Poster
in
Workshop: MATH-AI: The 4th Workshop on Mathematical Reasoning and AI
VinePPO: Accurate Credit Assignment in RL for LLM Mathematical Reasoning
Amirhossein Kazemnejad · Milad Aghajohari · Eva Portelance · Alessandro Sordoni · Siva Reddy · Aaron Courville · Nicolas Le Roux
Keywords: [ LLM ] [ Reasoning ] [ Reinforcement Learning ] [ Credit Assignment ]

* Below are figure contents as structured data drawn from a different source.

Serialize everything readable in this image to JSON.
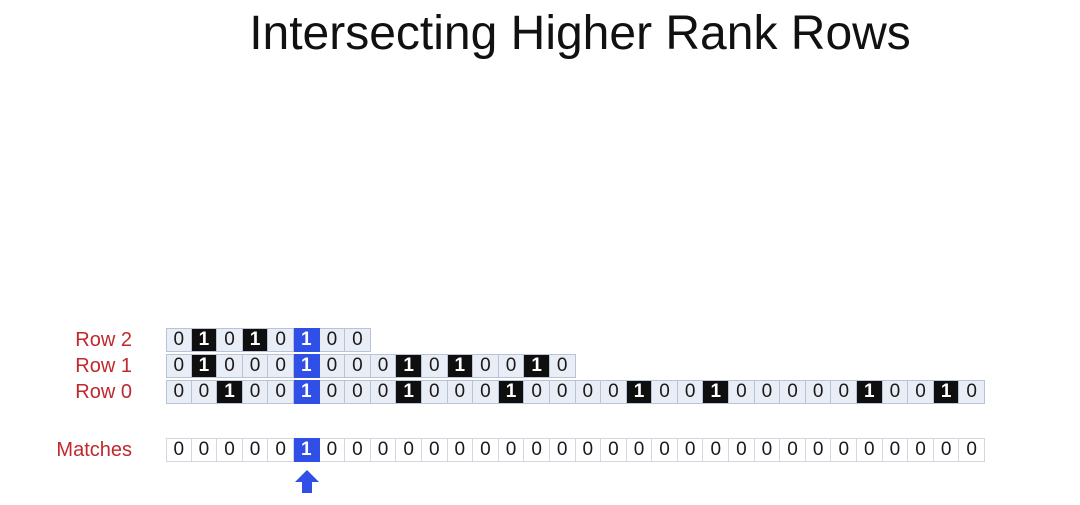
{
  "title": "Intersecting Higher Rank Rows",
  "highlight_index": 5,
  "rows": [
    {
      "label": "Row 2",
      "style": "rank",
      "bits": [
        0,
        1,
        0,
        1,
        0,
        1,
        0,
        0
      ]
    },
    {
      "label": "Row 1",
      "style": "rank",
      "bits": [
        0,
        1,
        0,
        0,
        0,
        1,
        0,
        0,
        0,
        1,
        0,
        1,
        0,
        0,
        1,
        0
      ]
    },
    {
      "label": "Row 0",
      "style": "rank",
      "bits": [
        0,
        0,
        1,
        0,
        0,
        1,
        0,
        0,
        0,
        1,
        0,
        0,
        0,
        1,
        0,
        0,
        0,
        0,
        1,
        0,
        0,
        1,
        0,
        0,
        0,
        0,
        0,
        1,
        0,
        0,
        1,
        0
      ]
    },
    {
      "label": "Matches",
      "style": "matches",
      "bits": [
        0,
        0,
        0,
        0,
        0,
        1,
        0,
        0,
        0,
        0,
        0,
        0,
        0,
        0,
        0,
        0,
        0,
        0,
        0,
        0,
        0,
        0,
        0,
        0,
        0,
        0,
        0,
        0,
        0,
        0,
        0,
        0
      ]
    }
  ],
  "colors": {
    "label": "#c0282d",
    "one": "#0f0f0f",
    "highlight": "#2f4fe6",
    "cell": "#e9edf5"
  },
  "arrow_icon": "up-arrow-icon"
}
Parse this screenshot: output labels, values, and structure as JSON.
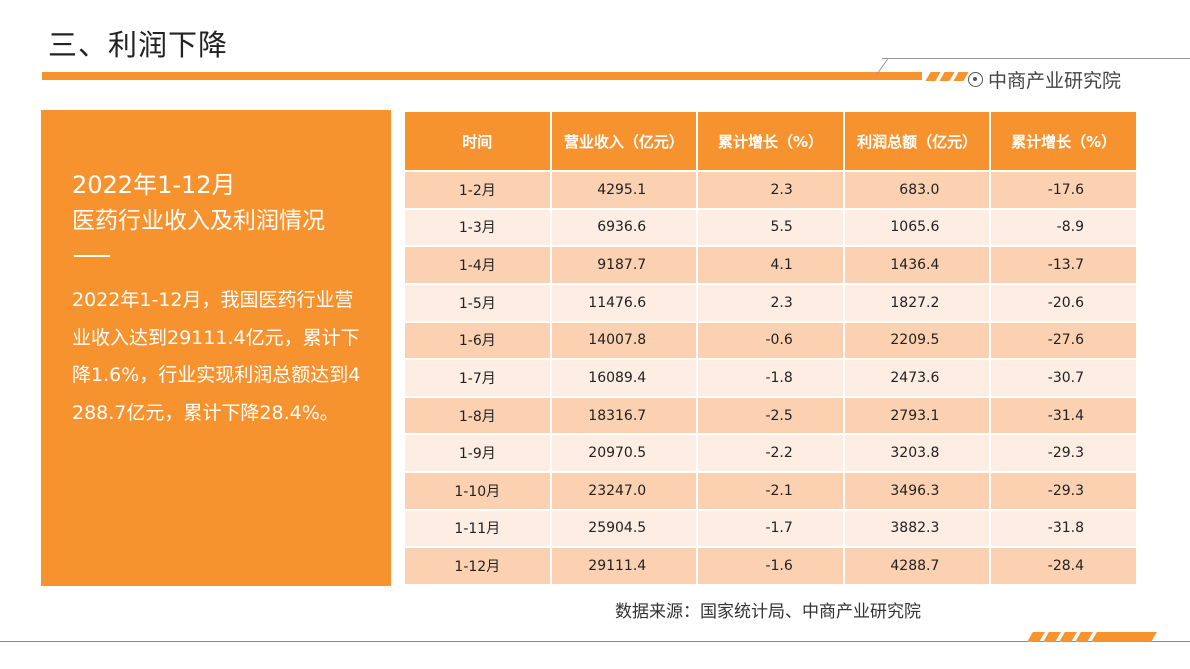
{
  "header": {
    "title": "三、利润下降",
    "brand": "中商产业研究院"
  },
  "panel": {
    "year_line": "2022年1-12月",
    "subtitle": "医药行业收入及利润情况",
    "body": "2022年1-12月，我国医药行业营业收入达到29111.4亿元，累计下降1.6%，行业实现利润总额达到4288.7亿元，累计下降28.4%。"
  },
  "table": {
    "headers": [
      "时间",
      "营业收入（亿元）",
      "累计增长（%）",
      "利润总额（亿元）",
      "累计增长（%）"
    ],
    "rows": [
      [
        "1-2月",
        "4295.1",
        "2.3",
        "683.0",
        "-17.6"
      ],
      [
        "1-3月",
        "6936.6",
        "5.5",
        "1065.6",
        "-8.9"
      ],
      [
        "1-4月",
        "9187.7",
        "4.1",
        "1436.4",
        "-13.7"
      ],
      [
        "1-5月",
        "11476.6",
        "2.3",
        "1827.2",
        "-20.6"
      ],
      [
        "1-6月",
        "14007.8",
        "-0.6",
        "2209.5",
        "-27.6"
      ],
      [
        "1-7月",
        "16089.4",
        "-1.8",
        "2473.6",
        "-30.7"
      ],
      [
        "1-8月",
        "18316.7",
        "-2.5",
        "2793.1",
        "-31.4"
      ],
      [
        "1-9月",
        "20970.5",
        "-2.2",
        "3203.8",
        "-29.3"
      ],
      [
        "1-10月",
        "23247.0",
        "-2.1",
        "3496.3",
        "-29.3"
      ],
      [
        "1-11月",
        "25904.5",
        "-1.7",
        "3882.3",
        "-31.8"
      ],
      [
        "1-12月",
        "29111.4",
        "-1.6",
        "4288.7",
        "-28.4"
      ]
    ]
  },
  "footer": {
    "source": "数据来源：国家统计局、中商产业研究院"
  },
  "colors": {
    "accent": "#F7932F",
    "row_dark": "#FBD1B2",
    "row_light": "#FDEDE2"
  }
}
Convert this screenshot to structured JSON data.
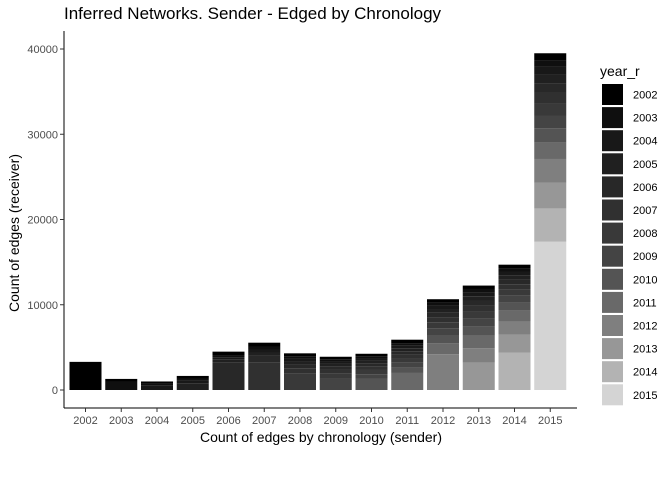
{
  "chart_data": {
    "type": "bar",
    "stacked": true,
    "title": "Inferred Networks. Sender - Edged by Chronology",
    "xlabel": "Count of edges by chronology (sender)",
    "ylabel": "Count of edges (receiver)",
    "categories": [
      "2002",
      "2003",
      "2004",
      "2005",
      "2006",
      "2007",
      "2008",
      "2009",
      "2010",
      "2011",
      "2012",
      "2013",
      "2014",
      "2015"
    ],
    "ylim": [
      0,
      40000
    ],
    "yticks": [
      0,
      10000,
      20000,
      30000,
      40000
    ],
    "ytick_labels": [
      "0",
      "10000",
      "20000",
      "30000",
      "40000"
    ],
    "grid": false,
    "legend": {
      "title": "year_r",
      "position": "right",
      "entries": [
        "2002",
        "2003",
        "2004",
        "2005",
        "2006",
        "2007",
        "2008",
        "2009",
        "2010",
        "2011",
        "2012",
        "2013",
        "2014",
        "2015"
      ],
      "colors": [
        "#000000",
        "#0f0f0f",
        "#181818",
        "#202020",
        "#282828",
        "#303030",
        "#393939",
        "#444444",
        "#545454",
        "#696969",
        "#7f7f7f",
        "#979797",
        "#b3b3b3",
        "#d4d4d4"
      ]
    },
    "series": [
      {
        "name": "2002",
        "values": [
          3300,
          300,
          250,
          300,
          400,
          450,
          350,
          300,
          300,
          400,
          400,
          400,
          400,
          800
        ]
      },
      {
        "name": "2003",
        "values": [
          0,
          1000,
          250,
          250,
          250,
          350,
          300,
          250,
          250,
          300,
          350,
          400,
          400,
          800
        ]
      },
      {
        "name": "2004",
        "values": [
          0,
          0,
          500,
          300,
          250,
          350,
          300,
          250,
          250,
          300,
          400,
          450,
          450,
          900
        ]
      },
      {
        "name": "2005",
        "values": [
          0,
          0,
          0,
          800,
          400,
          400,
          350,
          300,
          300,
          350,
          450,
          500,
          500,
          1000
        ]
      },
      {
        "name": "2006",
        "values": [
          0,
          0,
          0,
          0,
          3200,
          800,
          450,
          400,
          350,
          400,
          500,
          600,
          550,
          1100
        ]
      },
      {
        "name": "2007",
        "values": [
          0,
          0,
          0,
          0,
          0,
          3200,
          650,
          500,
          450,
          450,
          600,
          700,
          650,
          1300
        ]
      },
      {
        "name": "2008",
        "values": [
          0,
          0,
          0,
          0,
          0,
          0,
          1900,
          600,
          500,
          500,
          700,
          800,
          700,
          1400
        ]
      },
      {
        "name": "2009",
        "values": [
          0,
          0,
          0,
          0,
          0,
          0,
          0,
          1300,
          550,
          550,
          800,
          900,
          800,
          1500
        ]
      },
      {
        "name": "2010",
        "values": [
          0,
          0,
          0,
          0,
          0,
          0,
          0,
          0,
          1300,
          650,
          950,
          1100,
          950,
          1700
        ]
      },
      {
        "name": "2011",
        "values": [
          0,
          0,
          0,
          0,
          0,
          0,
          0,
          0,
          0,
          2000,
          1300,
          1500,
          1300,
          1900
        ]
      },
      {
        "name": "2012",
        "values": [
          0,
          0,
          0,
          0,
          0,
          0,
          0,
          0,
          0,
          0,
          4200,
          1700,
          1500,
          2800
        ]
      },
      {
        "name": "2013",
        "values": [
          0,
          0,
          0,
          0,
          0,
          0,
          0,
          0,
          0,
          0,
          0,
          3200,
          2100,
          3000
        ]
      },
      {
        "name": "2014",
        "values": [
          0,
          0,
          0,
          0,
          0,
          0,
          0,
          0,
          0,
          0,
          0,
          0,
          4400,
          3900
        ]
      },
      {
        "name": "2015",
        "values": [
          0,
          0,
          0,
          0,
          0,
          0,
          0,
          0,
          0,
          0,
          0,
          0,
          0,
          17400
        ]
      }
    ]
  }
}
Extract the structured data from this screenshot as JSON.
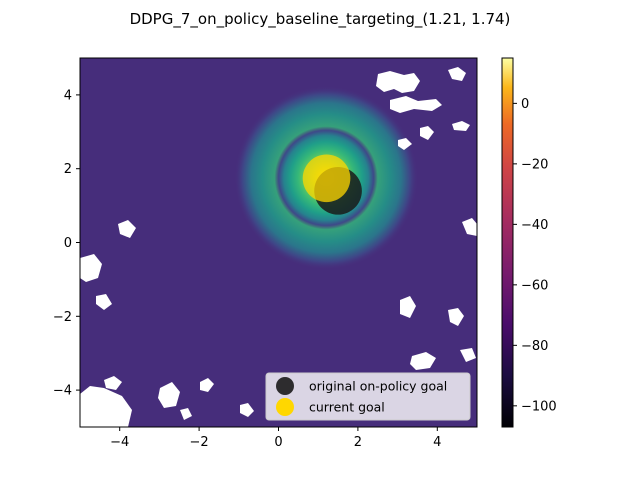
{
  "chart_data": {
    "type": "heatmap",
    "title": "DDPG_7_on_policy_baseline_targeting_(1.21, 1.74)",
    "xlabel": "",
    "ylabel": "",
    "xlim": [
      -5,
      5
    ],
    "ylim": [
      -5,
      5
    ],
    "x_ticks": [
      -4,
      -2,
      0,
      2,
      4
    ],
    "y_ticks": [
      -4,
      -2,
      0,
      2,
      4
    ],
    "x_tick_labels": [
      "−4",
      "−2",
      "0",
      "2",
      "4"
    ],
    "y_tick_labels": [
      "−4",
      "−2",
      "0",
      "2",
      "4"
    ],
    "grid": false,
    "colormap": "viridis",
    "colorbar": {
      "colormap": "inferno",
      "range": [
        -107,
        15
      ],
      "ticks": [
        0,
        -20,
        -40,
        -60,
        -80,
        -100
      ],
      "tick_labels": [
        "0",
        "−20",
        "−40",
        "−60",
        "−80",
        "−100"
      ]
    },
    "field": {
      "background_value": -80,
      "peak_value": 15,
      "peak_center": [
        1.2,
        1.75
      ]
    },
    "series": [
      {
        "name": "original on-policy goal",
        "x": 1.5,
        "y": 1.4,
        "color": "#1a1a1a"
      },
      {
        "name": "current goal",
        "x": 1.21,
        "y": 1.74,
        "color": "#ffd700"
      }
    ],
    "legend_position": "lower-right"
  }
}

Large language models (LLMs) are increasingly required to solve complex reasoning tasks, like mathematical problems, that involve multiple reasoning steps before feedback is received. Effectively identifying and prioritizing key steps by accurately assigning credit to these intermediate steps is essential for enhancing model performance. Proximal Policy Optimization (PPO), a state-of-the-art reinforcement learning algorithm for finetuning LLMs, addresses the credit assignment problem by employing value networks to predict the expected cumulative rewards of intermediate states. In this work, we identify significant limitations with this value estimation method. To address this, we propose \methodname that leverages the flexibility of language environments to compute unbiased Monte Carlo-based estimates of the intermediate values. VinePPO consistently outperforms standard PPO,doing so more efficiently and with lower divergence from the reference model. Our findings underscore the critical importance of accurate credit assignment in LLM post-training and present a simple, yet effective solution.